Avoid “Eruption Disruption” By Effectively Supporting Traveling Employees
Organizations of all sizes have a growing number of traveling employees, some or many of whom travel overseas. IT should learn from the recent Icelandic volcanic eruption which resulted in many airport shutdowns across northern and central Europe for several days. Hundreds of thousands of traveling iWorkers were stranded, unable to reach their travel destination or even return home. The fortunate ones were those who’d been
equipped by IT with the tools needed to stay in contact with team members, and also with customers. To ensure that traveling employees stay productive even when travel is disrupted by natural or man-made events, take the following five emergency-preparedness measures:
1) Provide all traveling employees with laptops equipped with in-house or outsourced secure remote access and SSL and/or IPSec VPN connectivity. Also enable employees web access to email and other business applications via a personal or other computer or their smartphone.
2) Ensure the company directory is accessible off-line, and that it includes “Travel IT helpdesk” contact information for off-hours IT support.

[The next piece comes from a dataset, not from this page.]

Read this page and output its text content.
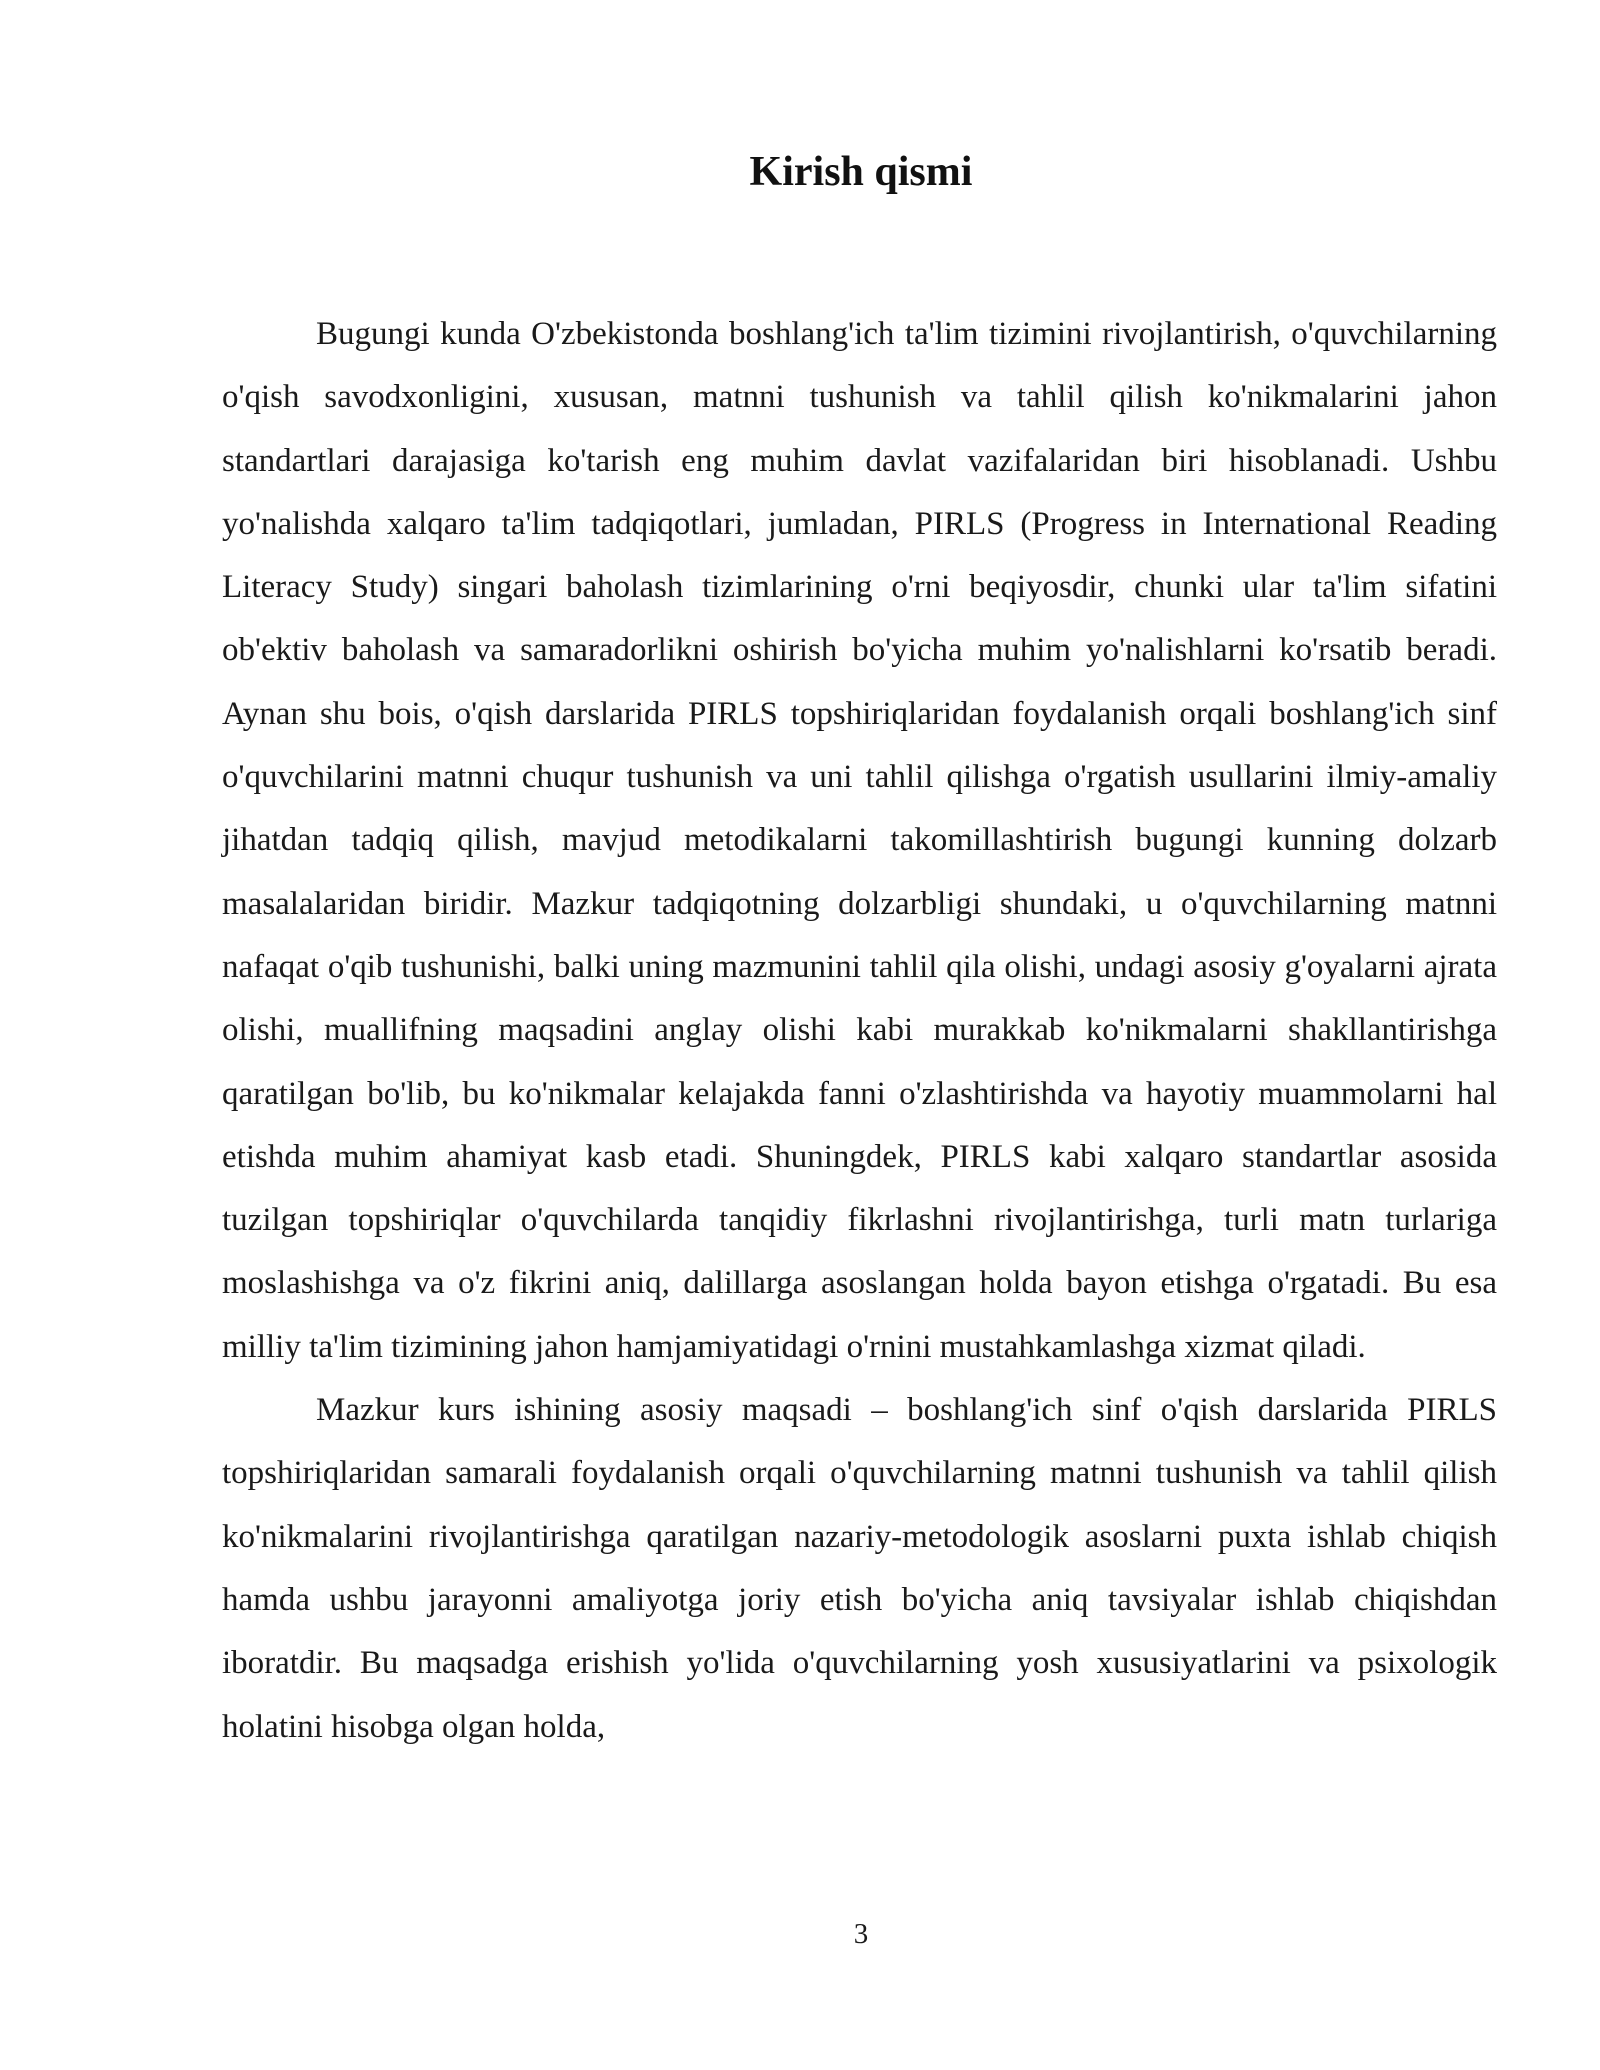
Kirish qismi

Bugungi kunda O'zbekistonda boshlang'ich ta'lim tizimini rivojlantirish, o'quvchilarning o'qish savodxonligini, xususan, matnni tushunish va tahlil qilish ko'nikmalarini jahon standartlari darajasiga ko'tarish eng muhim davlat vazifalaridan biri hisoblanadi. Ushbu yo'nalishda xalqaro ta'lim tadqiqotlari, jumladan, PIRLS (Progress in International Reading Literacy Study) singari baholash tizimlarining o'rni beqiyosdir, chunki ular ta'lim sifatini ob'ektiv baholash va samaradorlikni oshirish bo'yicha muhim yo'nalishlarni ko'rsatib beradi. Aynan shu bois, o'qish darslarida PIRLS topshiriqlaridan foydalanish orqali boshlang'ich sinf o'quvchilarini matnni chuqur tushunish va uni tahlil qilishga o'rgatish usullarini ilmiy-amaliy jihatdan tadqiq qilish, mavjud metodikalarni takomillashtirish bugungi kunning dolzarb masalalaridan biridir. Mazkur tadqiqotning dolzarbligi shundaki, u o'quvchilarning matnni nafaqat o'qib tushunishi, balki uning mazmunini tahlil qila olishi, undagi asosiy g'oyalarni ajrata olishi, muallifning maqsadini anglay olishi kabi murakkab ko'nikmalarni shakllantirishga qaratilgan bo'lib, bu ko'nikmalar kelajakda fanni o'zlashtirishda va hayotiy muammolarni hal etishda muhim ahamiyat kasb etadi. Shuningdek, PIRLS kabi xalqaro standartlar asosida tuzilgan topshiriqlar o'quvchilarda tanqidiy fikrlashni rivojlantirishga, turli matn turlariga moslashishga va o'z fikrini aniq, dalillarga asoslangan holda bayon etishga o'rgatadi. Bu esa milliy ta'lim tizimining jahon hamjamiyatidagi o'rnini mustahkamlashga xizmat qiladi.

Mazkur kurs ishining asosiy maqsadi – boshlang'ich sinf o'qish darslarida PIRLS topshiriqlaridan samarali foydalanish orqali o'quvchilarning matnni tushunish va tahlil qilish ko'nikmalarini rivojlantirishga qaratilgan nazariy-metodologik asoslarni puxta ishlab chiqish hamda ushbu jarayonni amaliyotga joriy etish bo'yicha aniq tavsiyalar ishlab chiqishdan iboratdir. Bu maqsadga erishish yo'lida o'quvchilarning yosh xususiyatlarini va psixologik holatini hisobga olgan holda,

3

These listings should enable users to leave a voice mail or email message, which will be responded to immediately with an automated message indicating the expected response time and response media options.
3) Provide employees both virtual (provided with the email confirmation of each corporate travel booking) and a wallet card with the following “Travel Emergency” information: a) The procedure to access email and the VPN via the public Internet; b) One-stop contact phone number (toll-free, reversed charges and long-distance) with voice mail or unified messaging, and an email address to notify both IT and corporate services of an emergency travel interruption, and which also will notify meeting contacts entered on the employee’s calendar of a travel-related delay/need to reschedule.
4) Equip regular travelers with an international calling card – or reply to overseas Travel Emergency notifications with a virtual calling card and instructions on how to use it – in order to avoid international collect calls, mobile roaming and hotel long-distance call charges, which get very expensive very quickly.
5) Purchase travel-disruption insurance coverage during the next three months for all business air travel routing northern and central Europe, to be reviewed semi-monthly based on volcanic activity. Many firms typically forego premium travel insurance coverage for act-of-God and weather disruptions; calculate how much it could cost your firm for the average overseas traveler if they are stranded for three or more days – hotel, ground transportation, food, communications, etc.